The licensed ASIC market participants have direct access to trading, executing and clearing transactions on domestic financial markets including the ASX, National Stock Exchange of Australia, and ASX Futures exchange.
“Under the legislation, clients can still be charged brokerage fees but the brokerage can’t be passed onto the advisers within boutique firms,” ASDA executive chair Jamie Coote said.
“For advisers, that can take up to 90 per cent off their income, which will make it much harder for boutique firms to attract and retain talent.
“This could, potentially, force a large number of these financial services firms to close or reduce staff numbers.”
Local boutique firms affected by the recommendation include Alto Capital, Blackswan Equities, CPS Securities, Stellar Securities, and DJ Carmichael.
ASDA has contacted the office of Financial Services Minister Bill Shorten seeking clarification on this decision but has yet to receive a response.
Mr Coote said that, by only allowing market participants to charge brokerage, the draft discriminated against the investor’s choice of service provider.
“Boutique firms have established solid relationships with clients and invest with integrity on their behalf,” he said.
“It now appears you have to be a member of the ‘old school set’ to be allowed to trade in equities.

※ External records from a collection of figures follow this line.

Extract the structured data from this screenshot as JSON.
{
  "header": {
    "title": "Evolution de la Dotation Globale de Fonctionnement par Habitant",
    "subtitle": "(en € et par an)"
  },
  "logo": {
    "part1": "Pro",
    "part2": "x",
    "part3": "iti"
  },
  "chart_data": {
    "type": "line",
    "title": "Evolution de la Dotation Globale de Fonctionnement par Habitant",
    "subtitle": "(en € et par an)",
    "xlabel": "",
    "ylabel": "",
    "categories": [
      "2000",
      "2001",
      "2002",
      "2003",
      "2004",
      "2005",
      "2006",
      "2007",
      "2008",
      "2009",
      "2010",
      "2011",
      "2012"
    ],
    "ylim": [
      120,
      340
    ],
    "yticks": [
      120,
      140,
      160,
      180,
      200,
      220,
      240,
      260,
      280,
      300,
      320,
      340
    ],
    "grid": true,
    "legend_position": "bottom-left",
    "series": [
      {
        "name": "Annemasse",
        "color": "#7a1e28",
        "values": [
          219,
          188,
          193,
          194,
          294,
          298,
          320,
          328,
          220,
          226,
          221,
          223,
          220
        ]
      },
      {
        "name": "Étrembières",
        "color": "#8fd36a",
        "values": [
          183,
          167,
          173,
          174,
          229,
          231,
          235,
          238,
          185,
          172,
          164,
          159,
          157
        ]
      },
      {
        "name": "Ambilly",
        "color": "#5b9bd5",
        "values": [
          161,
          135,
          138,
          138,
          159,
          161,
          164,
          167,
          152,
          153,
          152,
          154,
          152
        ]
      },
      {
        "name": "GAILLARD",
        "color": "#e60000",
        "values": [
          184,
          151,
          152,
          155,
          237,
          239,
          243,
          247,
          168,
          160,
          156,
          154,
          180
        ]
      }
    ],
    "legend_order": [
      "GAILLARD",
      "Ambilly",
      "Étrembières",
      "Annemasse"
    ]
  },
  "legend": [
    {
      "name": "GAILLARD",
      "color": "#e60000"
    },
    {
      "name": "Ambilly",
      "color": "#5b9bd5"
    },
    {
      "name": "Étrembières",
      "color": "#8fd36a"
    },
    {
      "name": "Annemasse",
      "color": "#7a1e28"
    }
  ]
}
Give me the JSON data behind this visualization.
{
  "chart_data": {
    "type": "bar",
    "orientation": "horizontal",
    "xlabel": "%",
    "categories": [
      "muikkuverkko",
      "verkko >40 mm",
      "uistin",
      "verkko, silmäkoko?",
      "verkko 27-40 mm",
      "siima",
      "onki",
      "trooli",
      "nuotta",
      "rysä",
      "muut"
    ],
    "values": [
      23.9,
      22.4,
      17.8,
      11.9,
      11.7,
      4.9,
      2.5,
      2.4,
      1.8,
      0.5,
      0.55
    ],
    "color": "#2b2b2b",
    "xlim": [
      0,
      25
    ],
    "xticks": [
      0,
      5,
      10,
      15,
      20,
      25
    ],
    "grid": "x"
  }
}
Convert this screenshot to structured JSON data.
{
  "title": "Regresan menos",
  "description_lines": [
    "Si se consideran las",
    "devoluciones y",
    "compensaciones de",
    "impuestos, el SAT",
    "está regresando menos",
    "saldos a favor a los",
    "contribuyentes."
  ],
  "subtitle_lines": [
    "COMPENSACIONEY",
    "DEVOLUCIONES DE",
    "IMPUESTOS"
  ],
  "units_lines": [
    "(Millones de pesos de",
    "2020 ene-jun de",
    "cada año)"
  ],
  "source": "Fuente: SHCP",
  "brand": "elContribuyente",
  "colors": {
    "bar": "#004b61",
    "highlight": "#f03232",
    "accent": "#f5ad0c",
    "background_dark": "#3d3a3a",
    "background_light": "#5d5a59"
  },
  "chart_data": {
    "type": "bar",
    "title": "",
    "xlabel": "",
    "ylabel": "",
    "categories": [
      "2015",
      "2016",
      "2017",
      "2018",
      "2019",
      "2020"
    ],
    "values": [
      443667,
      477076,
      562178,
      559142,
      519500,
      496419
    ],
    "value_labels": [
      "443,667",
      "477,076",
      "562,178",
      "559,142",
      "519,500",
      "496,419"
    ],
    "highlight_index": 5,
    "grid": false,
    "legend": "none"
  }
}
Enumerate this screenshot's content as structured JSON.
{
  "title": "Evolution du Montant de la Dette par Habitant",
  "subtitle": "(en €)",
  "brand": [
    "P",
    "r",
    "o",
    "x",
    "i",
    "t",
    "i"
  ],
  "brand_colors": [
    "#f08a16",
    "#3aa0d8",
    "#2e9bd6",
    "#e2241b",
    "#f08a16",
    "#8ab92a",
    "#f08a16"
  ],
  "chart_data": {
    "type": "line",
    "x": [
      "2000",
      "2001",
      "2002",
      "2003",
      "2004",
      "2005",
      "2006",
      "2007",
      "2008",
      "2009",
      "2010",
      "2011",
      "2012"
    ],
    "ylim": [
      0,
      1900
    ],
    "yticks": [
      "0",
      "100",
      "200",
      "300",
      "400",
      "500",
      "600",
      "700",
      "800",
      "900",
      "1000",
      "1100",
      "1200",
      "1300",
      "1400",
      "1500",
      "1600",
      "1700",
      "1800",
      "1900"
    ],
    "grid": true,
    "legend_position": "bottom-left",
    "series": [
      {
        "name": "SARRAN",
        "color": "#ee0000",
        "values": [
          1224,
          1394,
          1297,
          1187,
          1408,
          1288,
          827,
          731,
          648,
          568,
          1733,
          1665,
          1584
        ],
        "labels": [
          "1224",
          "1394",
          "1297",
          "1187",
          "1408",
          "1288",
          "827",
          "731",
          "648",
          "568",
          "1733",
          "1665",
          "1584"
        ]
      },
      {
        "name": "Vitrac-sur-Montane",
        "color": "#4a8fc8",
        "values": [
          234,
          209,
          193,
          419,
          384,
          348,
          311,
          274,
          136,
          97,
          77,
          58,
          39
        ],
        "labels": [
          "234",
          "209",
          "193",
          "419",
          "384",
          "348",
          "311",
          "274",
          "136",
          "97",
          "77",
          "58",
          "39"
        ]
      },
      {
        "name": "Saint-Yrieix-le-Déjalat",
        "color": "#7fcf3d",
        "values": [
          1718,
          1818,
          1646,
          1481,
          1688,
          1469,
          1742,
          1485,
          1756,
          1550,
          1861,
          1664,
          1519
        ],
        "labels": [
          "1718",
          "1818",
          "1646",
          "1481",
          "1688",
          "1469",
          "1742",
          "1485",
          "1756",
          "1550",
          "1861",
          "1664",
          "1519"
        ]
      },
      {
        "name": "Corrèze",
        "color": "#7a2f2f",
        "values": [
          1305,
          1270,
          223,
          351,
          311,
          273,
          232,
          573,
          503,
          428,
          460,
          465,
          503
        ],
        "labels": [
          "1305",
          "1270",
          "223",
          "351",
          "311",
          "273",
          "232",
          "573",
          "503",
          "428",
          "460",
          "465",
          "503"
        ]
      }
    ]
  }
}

“We argue this is discriminatory, elitist and unfair.”
There are about 40 licensed market participant firms in Australia, 19 of which operate in WA. These firms include Patersons Securities, Argonaut Securities, and Sentinel Stockbroking.
Mr Coote said some of the ASX participants weren’t happy with the changes.
“I have heard that they have sent some people to Canberra to talk with the treasurer,” he said.
ASDA held a meeting with its members last week where the majority of its members were confused by the decision to force them out of brokerage fee remuneration and feared their individual positions as investors would be severely hampered.
Mr Coote said both formal and informal written submissions had been sent to the Treasury, including submissions from ASDA and the big four banks.
The two-week consultation period with the Treasury ended Thursday last week.
If the proposal goes unchanged, brokerage fees will be restricted to licensed market participants when the Future of Financial Advice reforms take effect in July 2013.